Y yo planteo lo siguiente: ¿a qué tenemos tanto miedo? ¿Por qué nos creemos que estar cuatro horas pegado al sofá viendo series de Netflix o vídeos de gatitos en YouTube es mejor que jugar a cazar bichos con el móvil? Al menos ellos se están moviendo, y eso nadie puede negar que sea positivo. Andar es bueno para la salud. Sí, andar sin mirar puede llevar a que te atropellen y te mueras (pero eso es otro asunto, quizás tenga que ver con la selección natural – y no hace falta meterse en camisas de once varas).
Es un fenómeno, una moda – claro que sí, como otra cualquiera. La que corresponde ahora porque vivimos pegados a los móviles y aquel que inventara un juego que aunara internet, teléfono y paseos tenía el éxito asegurado. Y esas personas que juegan no molestan, o no a mí, al menos. Porque están con su teléfono, consumiendo sus datos, paseando por donde les place y parándose a hacer fotos cuando les apetece.

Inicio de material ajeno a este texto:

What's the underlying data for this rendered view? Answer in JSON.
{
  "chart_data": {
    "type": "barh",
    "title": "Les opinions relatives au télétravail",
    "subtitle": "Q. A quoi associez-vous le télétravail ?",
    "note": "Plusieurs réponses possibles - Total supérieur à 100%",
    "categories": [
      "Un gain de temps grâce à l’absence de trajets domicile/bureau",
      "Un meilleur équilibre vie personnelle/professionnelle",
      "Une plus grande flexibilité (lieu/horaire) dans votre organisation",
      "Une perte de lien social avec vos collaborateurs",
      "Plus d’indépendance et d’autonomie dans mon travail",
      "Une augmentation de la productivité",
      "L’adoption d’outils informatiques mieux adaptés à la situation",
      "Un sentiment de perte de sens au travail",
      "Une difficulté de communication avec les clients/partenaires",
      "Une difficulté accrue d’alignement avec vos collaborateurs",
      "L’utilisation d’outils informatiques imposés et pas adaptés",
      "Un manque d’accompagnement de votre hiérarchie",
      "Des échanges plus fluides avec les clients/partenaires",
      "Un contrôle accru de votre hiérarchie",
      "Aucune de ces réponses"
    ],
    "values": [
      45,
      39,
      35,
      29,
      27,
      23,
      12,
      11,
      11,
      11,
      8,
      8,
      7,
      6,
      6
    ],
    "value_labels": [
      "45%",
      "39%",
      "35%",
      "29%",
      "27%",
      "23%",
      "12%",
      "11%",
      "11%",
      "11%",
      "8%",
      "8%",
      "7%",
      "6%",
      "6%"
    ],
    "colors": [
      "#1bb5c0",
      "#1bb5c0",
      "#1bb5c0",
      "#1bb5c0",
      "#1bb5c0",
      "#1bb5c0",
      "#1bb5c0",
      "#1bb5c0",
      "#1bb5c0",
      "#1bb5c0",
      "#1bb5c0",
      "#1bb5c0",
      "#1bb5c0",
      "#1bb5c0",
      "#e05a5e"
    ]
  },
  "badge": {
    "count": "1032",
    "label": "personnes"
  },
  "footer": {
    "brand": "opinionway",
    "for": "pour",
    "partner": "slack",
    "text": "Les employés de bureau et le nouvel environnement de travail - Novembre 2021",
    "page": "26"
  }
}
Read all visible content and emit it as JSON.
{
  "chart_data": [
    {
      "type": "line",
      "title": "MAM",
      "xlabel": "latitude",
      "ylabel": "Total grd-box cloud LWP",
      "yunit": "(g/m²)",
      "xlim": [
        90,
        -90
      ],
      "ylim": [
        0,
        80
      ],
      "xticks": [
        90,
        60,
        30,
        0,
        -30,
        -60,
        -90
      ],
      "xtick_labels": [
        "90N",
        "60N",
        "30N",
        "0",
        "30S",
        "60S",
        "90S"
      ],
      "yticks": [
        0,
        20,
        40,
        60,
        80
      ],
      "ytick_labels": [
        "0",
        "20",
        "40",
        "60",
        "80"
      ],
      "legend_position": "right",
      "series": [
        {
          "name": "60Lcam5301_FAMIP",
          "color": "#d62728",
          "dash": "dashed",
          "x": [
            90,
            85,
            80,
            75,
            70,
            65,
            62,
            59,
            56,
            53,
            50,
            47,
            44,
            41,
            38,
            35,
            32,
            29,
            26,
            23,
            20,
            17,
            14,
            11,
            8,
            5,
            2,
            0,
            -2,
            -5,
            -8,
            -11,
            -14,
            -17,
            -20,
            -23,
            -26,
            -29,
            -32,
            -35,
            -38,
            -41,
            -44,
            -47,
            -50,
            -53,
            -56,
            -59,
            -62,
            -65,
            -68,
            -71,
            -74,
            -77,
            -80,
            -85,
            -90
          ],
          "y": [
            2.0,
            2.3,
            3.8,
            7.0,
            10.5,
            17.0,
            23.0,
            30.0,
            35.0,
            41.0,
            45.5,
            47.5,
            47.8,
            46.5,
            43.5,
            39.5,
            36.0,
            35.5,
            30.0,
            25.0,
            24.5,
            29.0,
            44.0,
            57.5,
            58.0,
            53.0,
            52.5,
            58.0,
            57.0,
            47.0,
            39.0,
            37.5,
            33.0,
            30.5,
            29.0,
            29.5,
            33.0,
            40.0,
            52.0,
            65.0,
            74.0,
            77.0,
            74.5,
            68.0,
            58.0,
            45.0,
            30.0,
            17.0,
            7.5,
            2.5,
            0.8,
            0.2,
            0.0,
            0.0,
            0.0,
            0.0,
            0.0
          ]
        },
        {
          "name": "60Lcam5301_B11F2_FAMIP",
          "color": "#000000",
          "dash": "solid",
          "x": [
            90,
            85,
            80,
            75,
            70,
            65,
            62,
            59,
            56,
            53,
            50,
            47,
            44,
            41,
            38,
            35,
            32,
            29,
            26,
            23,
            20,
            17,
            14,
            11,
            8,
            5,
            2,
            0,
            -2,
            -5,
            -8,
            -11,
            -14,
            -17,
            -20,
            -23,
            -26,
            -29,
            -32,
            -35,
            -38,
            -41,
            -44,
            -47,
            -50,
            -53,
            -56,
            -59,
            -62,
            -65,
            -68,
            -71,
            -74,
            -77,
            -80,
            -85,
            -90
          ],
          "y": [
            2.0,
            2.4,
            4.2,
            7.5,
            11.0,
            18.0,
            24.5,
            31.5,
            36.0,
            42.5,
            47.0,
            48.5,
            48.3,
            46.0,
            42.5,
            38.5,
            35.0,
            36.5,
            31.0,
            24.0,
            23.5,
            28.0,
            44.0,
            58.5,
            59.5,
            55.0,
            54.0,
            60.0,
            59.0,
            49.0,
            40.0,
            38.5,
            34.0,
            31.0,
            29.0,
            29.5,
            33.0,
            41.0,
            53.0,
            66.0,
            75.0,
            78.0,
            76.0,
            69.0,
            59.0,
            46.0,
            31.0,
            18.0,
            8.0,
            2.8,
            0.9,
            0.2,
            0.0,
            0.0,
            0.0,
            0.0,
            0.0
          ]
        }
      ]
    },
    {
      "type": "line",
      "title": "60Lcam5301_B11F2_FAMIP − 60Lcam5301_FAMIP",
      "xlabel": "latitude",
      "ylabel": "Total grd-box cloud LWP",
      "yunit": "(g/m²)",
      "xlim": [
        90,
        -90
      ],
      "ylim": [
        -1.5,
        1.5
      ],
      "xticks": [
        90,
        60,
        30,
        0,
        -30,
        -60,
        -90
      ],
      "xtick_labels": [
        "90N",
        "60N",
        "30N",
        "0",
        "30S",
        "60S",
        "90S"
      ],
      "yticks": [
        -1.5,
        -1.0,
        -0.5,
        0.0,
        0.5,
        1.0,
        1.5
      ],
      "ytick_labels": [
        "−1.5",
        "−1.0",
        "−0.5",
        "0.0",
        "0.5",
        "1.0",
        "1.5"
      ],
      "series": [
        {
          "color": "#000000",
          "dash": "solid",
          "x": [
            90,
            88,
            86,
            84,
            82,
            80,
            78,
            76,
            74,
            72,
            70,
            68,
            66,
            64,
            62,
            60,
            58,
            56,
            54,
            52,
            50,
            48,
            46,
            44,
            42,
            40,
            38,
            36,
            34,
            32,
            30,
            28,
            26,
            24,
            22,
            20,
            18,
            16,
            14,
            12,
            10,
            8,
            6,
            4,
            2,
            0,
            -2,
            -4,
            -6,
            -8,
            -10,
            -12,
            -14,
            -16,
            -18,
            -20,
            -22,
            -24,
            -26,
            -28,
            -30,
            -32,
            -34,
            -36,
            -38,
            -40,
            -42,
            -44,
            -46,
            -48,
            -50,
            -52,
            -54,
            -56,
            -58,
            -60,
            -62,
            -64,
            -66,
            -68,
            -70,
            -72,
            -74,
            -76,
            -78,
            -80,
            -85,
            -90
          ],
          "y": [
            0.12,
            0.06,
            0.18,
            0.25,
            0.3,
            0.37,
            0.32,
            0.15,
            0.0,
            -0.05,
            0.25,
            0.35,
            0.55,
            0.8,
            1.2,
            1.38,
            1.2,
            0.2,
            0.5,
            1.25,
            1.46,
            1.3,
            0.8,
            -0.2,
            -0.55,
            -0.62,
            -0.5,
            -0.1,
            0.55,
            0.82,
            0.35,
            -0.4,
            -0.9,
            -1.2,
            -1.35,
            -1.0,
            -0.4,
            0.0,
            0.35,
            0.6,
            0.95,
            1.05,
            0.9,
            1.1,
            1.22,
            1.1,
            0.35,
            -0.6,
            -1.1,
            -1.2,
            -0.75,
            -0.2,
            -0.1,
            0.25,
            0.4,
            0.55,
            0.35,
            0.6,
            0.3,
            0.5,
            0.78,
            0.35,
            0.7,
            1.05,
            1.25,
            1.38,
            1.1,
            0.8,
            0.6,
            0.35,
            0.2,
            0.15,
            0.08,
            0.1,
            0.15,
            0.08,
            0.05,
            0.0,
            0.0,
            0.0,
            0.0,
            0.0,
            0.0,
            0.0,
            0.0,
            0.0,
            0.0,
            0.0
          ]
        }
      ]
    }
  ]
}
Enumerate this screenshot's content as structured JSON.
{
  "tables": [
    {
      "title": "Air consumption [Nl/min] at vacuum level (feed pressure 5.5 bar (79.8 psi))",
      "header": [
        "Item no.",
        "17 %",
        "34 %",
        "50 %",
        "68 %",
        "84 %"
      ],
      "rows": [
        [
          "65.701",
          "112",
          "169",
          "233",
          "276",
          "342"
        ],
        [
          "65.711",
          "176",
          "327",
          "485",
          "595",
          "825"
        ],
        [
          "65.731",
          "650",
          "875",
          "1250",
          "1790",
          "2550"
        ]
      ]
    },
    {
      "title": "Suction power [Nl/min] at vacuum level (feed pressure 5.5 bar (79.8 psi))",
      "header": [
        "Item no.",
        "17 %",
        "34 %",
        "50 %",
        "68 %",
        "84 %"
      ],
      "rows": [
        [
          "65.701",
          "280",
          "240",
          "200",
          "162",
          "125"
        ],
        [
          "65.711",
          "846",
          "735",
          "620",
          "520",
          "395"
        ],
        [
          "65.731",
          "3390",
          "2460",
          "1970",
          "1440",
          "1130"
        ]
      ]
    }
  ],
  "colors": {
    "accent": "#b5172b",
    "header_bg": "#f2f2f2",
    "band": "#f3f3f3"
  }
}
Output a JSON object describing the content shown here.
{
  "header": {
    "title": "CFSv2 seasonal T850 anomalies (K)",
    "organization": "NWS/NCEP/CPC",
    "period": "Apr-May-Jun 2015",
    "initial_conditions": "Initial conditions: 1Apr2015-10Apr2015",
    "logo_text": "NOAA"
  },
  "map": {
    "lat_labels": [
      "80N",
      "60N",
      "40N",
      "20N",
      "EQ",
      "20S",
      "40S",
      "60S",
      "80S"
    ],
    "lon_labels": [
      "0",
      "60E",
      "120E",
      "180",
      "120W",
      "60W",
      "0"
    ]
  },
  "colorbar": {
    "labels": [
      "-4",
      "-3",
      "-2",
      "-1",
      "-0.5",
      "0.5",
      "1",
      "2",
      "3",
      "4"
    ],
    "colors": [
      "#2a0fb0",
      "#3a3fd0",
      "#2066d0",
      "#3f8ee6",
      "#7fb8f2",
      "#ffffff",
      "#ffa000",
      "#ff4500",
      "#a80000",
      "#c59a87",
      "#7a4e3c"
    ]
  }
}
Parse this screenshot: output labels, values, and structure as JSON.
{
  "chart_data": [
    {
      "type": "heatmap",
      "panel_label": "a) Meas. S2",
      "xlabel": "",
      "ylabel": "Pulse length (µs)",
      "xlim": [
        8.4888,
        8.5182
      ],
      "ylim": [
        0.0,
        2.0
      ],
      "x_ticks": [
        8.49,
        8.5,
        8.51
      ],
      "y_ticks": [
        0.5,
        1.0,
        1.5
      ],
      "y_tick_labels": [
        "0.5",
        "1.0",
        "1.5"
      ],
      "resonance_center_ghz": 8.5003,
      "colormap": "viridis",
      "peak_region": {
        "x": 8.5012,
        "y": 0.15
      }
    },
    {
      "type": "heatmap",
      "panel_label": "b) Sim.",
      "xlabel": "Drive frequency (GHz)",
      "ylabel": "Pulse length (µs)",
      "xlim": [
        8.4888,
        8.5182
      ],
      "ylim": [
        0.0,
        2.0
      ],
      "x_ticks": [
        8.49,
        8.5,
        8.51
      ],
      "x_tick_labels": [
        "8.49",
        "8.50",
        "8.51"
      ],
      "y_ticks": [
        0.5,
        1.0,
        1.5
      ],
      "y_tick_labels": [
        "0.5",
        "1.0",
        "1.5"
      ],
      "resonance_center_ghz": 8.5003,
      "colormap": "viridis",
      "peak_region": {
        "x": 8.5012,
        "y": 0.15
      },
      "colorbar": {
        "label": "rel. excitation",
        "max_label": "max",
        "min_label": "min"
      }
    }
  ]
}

No gritan, no insultan, no atacan a nadie, no atracan, no roban, no estafan, no destrozan el mobiliario urbano. En definitiva: están empleando su tiempo en lo que les viene en gana sin meterse en vidas ajenas, no creo que merezcan ser linchados.
Intentemos, por una vez, ver la cara buena de la situación: gracias a ese juego muchas personas se han levantado del sofá. Gracias a ese juego muchas personas han socializado con otras en un parque. Gracias a ese juego cientos de personas quedan para hacer algo en común en una plaza. Ese juego no nos ha hecho más solitarios sino al contrario. Es la primera vez que un avance tecnológico nos anima a juntarnos, a comunicarnos, a hablarnos para compartir trucos, a intentar vivir en sociedad gregaria y no como islas. Por lo tanto, yo aplaudo al invento y le doy la bienvenida a la sana intención de hacernos ser menos asociales. Eso sí, por favor, que empiecen a mirar por dónde andan y que no dejen los coches en mitad de la carretera para ir a cazar algo. Porque eso, sí, es de anormales. Por favor: jueguen con cabeza.